A comedy film starring actors James Franco and Seth Rogen, “The Interview” is an American movie in which two journalists are given instructions to assassinate the dictator of North Korea, Kim Jong Un. Due to the movie’s controversial content, “The Interview” has received the attention of mass media from all over the world, including in North Korea.
Shortly after the movie trailers were released in November, the computer systems of Sony Pictures Entertainment were hacked by an unknown source, resulting in an immense amount of commercial damage. Although the North Korean government has denied affiliation with this hacking, many members of the general public have speculated that the hacking was a response from North Korea to the movie’s defamation of the nation’s leader.
“I was excited about the release of ‘The Interview’ because, after watching the trailer online, I thought the movie would be hilarious,” Christina Song said.

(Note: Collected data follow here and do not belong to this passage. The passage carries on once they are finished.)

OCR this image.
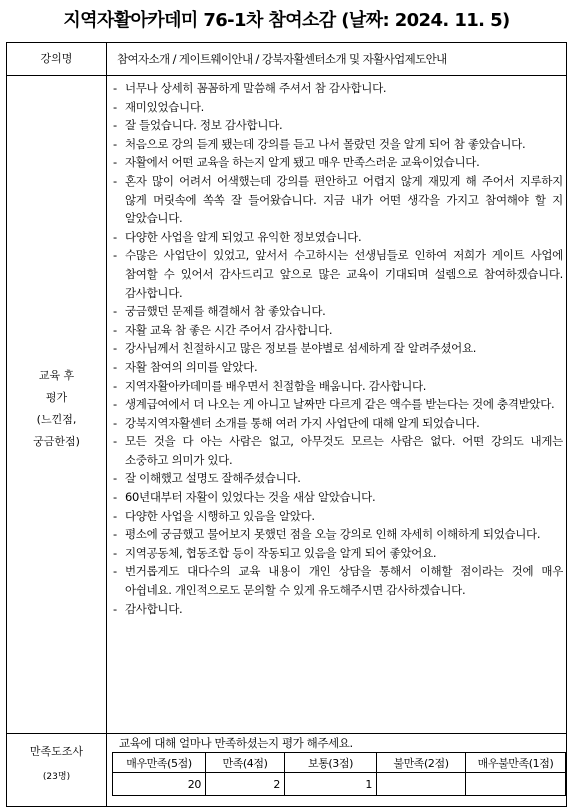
지역자활아카데미 76-1차 참여소감 (날짜: 2024. 11. 5)
강의명	참여자소개 / 게이트웨이안내 / 강북자활센터소개 및 자활사업제도안내
교육 후
평가
(느낀점,
궁금한점)
- 너무나 상세히 꼼꼼하게 말씀해 주셔서 참 감사합니다.
- 재미있었습니다.
- 잘 들었습니다. 정보 감사합니다.
- 처음으로 강의 듣게 됐는데 강의를 듣고 나서 몰랐던 것을 알게 되어 참 좋았습니다.
- 자활에서 어떤 교육을 하는지 알게 됐고 매우 만족스러운 교육이었습니다.
- 혼자 많이 어려서 어색했는데 강의를 편안하고 어렵지 않게 재밌게 해 주어서 지루하지 않게 머릿속에 쏙쏙 잘 들어왔습니다. 지금 내가 어떤 생각을 가지고 참여해야 할 지 알았습니다.
- 다양한 사업을 알게 되었고 유익한 정보였습니다.
- 수많은 사업단이 있었고, 앞서서 수고하시는 선생님들로 인하여 저희가 게이트 사업에 참여할 수 있어서 감사드리고 앞으로 많은 교육이 기대되며 설렘으로 참여하겠습니다. 감사합니다.
- 궁금했던 문제를 해결해서 참 좋았습니다.
- 자활 교육 참 좋은 시간 주어서 감사합니다.
- 강사님께서 친절하시고 많은 정보를 분야별로 섬세하게 잘 알려주셨어요.
- 자활 참여의 의미를 알았다.
- 지역자활아카데미를 배우면서 친절함을 배움니다. 감사합니다.
- 생계급여에서 더 나오는 게 아니고 날짜만 다르게 같은 액수를 받는다는 것에 충격받았다.
- 강북지역자활센터 소개를 통해 여러 가지 사업단에 대해 알게 되었습니다.
- 모든 것을 다 아는 사람은 없고, 아무것도 모르는 사람은 없다. 어떤 강의도 내게는 소중하고 의미가 있다.
- 잘 이해했고 설명도 잘해주셨습니다.
- 60년대부터 자활이 있었다는 것을 새삼 알았습니다.
- 다양한 사업을 시행하고 있음을 알았다.
- 평소에 궁금했고 물어보지 못했던 점을 오늘 강의로 인해 자세히 이해하게 되었습니다.
- 지역공동체, 협동조합 등이 작동되고 있음을 알게 되어 좋았어요.
- 번거롭게도 대다수의 교육 내용이 개인 상담을 통해서 이해할 점이라는 것에 매우 아쉽네요. 개인적으로도 문의할 수 있게 유도해주시면 감사하겠습니다.
- 감사합니다.
만족도조사
(23명)
교육에 대해 얼마나 만족하셨는지 평가 해주세요.
매우만족(5점)	만족(4점)	보통(3점)	불만족(2점)	매우불만족(1점)
20	2	1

“Almost instantly I wondered whether or not Kim Jong Un had heard about the content because the movie clearly did not depict his character in a positive light. However, I definitely did not expect such tension to be generated by something produced based on creative license.”
Terrorist threats made by the hackers against theaters slated to show “The Interview” led to screenings being canceled at the major US theater chains that were scheduled to begin showing the film on Christmas Day. However, Sony eventually prevailed and released “The Interview” both in independent theaters throughout the US and online via streaming services.
Adding on to the conflict, the North Korean government recently experienced an Internet shutdown on Dec. 23, during which it lost all its Internet access for a total of nine hours. Although it is unclear whether or not there is a correlation between the two hackings, or if they can be attributed to the governments of either the United States or North Korea, the tension between the two countries is continuing to grow.
“The timing of the hacking makes North Korea a prime suspect of this case,” Steve Cho told JSR.
Cho continued, “I do think that if a satirical movie was made about Obama in North Korea, the United States would not have responded the same way the North Koreans did, which was with threats and consistent blackmailing. I think the two countries’ responses differ due to the fact that North Korea has a much lower tolerance for freedom of expression than the US does.”